(PA-216) The PBX1 Protein Is Substantially Overexpressed in Patients with Multiple Myeloma Exhibiting Chromosomal 1q Gain or Amplification, and It Is Associated with Unfavorable Prognosis

Pre-B cell leukemia factor 1 (PBX1) gene, located at chromosome 1q23.3, is a transcription factor that modulates essential oncogenic pathways in multiple myeloma (MM), serves as a negative prognostic factor, and may function as a therapeutic target.

Methods:   

We conducted a retrospective analysis of PBX1 protein expression in bone marrow (BM) biopsies of MM patients with known chromosome 1 abnormalities (1q21+). The immunohistochemical (IH) staining was performed on 3 μm thick sections from paraffin embedded BM biopsies, utilizing a specific PBX1 clone 4A2 monoclonal antibody (Abnova, Taipei, Taiwan, 1mg/mL, M01). In addition, cytogenetic abnormalities (CA) were assessed using fluorescence in situ hybridization (FISH) on CD138-positive BM plasma cells. FISH analysis and BM IH staining were performed on samples obtained at the same time point. Overall survival (OS) was determined with the Kaplan-Meier method. Fifty-four BM specimens from MM patients were analyzed, comprising 45 individuals with 1q21+ and 9 patients without 1q21+.

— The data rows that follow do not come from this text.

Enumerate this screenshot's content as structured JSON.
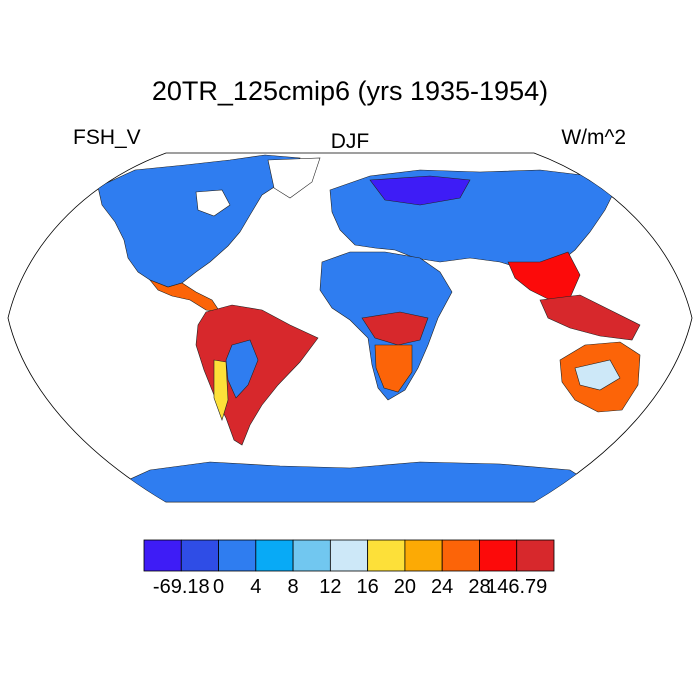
{
  "title": "20TR_125cmip6 (yrs 1935-1954)",
  "left_label": "FSH_V",
  "center_label": "DJF",
  "right_label": "W/m^2",
  "colorbar": {
    "colors": [
      "#3e1cf6",
      "#2f4de6",
      "#2f7df0",
      "#08aaf6",
      "#71c7f0",
      "#cde8f8",
      "#fde039",
      "#fcaa05",
      "#fc6408",
      "#fc0a0a",
      "#d7282c"
    ],
    "labels": [
      "-69.18",
      "0",
      "4",
      "8",
      "12",
      "16",
      "20",
      "24",
      "28",
      "146.79"
    ]
  },
  "chart_data": {
    "type": "heatmap",
    "title": "20TR_125cmip6 (yrs 1935-1954)",
    "variable": "FSH_V",
    "season": "DJF",
    "units": "W/m^2",
    "projection": "Robinson",
    "levels": [
      0,
      4,
      8,
      12,
      16,
      20,
      24,
      28
    ],
    "min": -69.18,
    "max": 146.79
  }
}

Results:   Of the 54 patients, 31 were men (57.4%) and 23 women (42.6%) with a median age at diagnosis of 64 years (range, 42 - 86 years). Disease stage at diagnosis defined by R-ISS was I in 10 (18.5%) patients, II in 23 (42.6%) patients, III in 19 (35.2%) patients, while for 2 (3.7%) patients it was unknown. Regarding the 45 patients with 1q21+, gain or amplification was present in 29 (64.4%) and 13 (28,9%) patients respectively, while for 3 (6.7%) patients it was unknown. Co-existence of other CA was present in 28 (62.2%) patients. Detection of TP53 was found in 10 (22.2%) patients while t(4;14), t(14;16) and t(11;14) were found in 8 (17.7%), 5 (11.1%) and 5 (11.1%) patients respectively. Lactate dehydrogenase (LDH) at diagnosis was elevated in 17 patients (37.8%). PBX1 protein was expressed in 22 (49%) patients with 1q21+, whereas 23 (51%) were negative. Half of the patients with PBX1 positivity had additional CA and disease stage III R-ISS was found in 10 (10/22, 45.5%) of them. Of the 9 patients lacking 1q21+, PBX1 protein was expressed in 2 (2/9, 22.2%) patients. The estimated 5-year OS for the patients who expressed PBX1 was 34.4% (95% CI: 16.2%-72.8%) versus 48.7% (95% CI: 25.8%-91.9%) for PBX1 negative patients (p 0.54).

Conclusions:   The PBX1 protein expression in BM biopsies of MM patients with 1q21+ appears to correlate with a poor trend in overall survival. Further research of the effect of PBX1 expression in the clinical outcome of patients with MM is needed.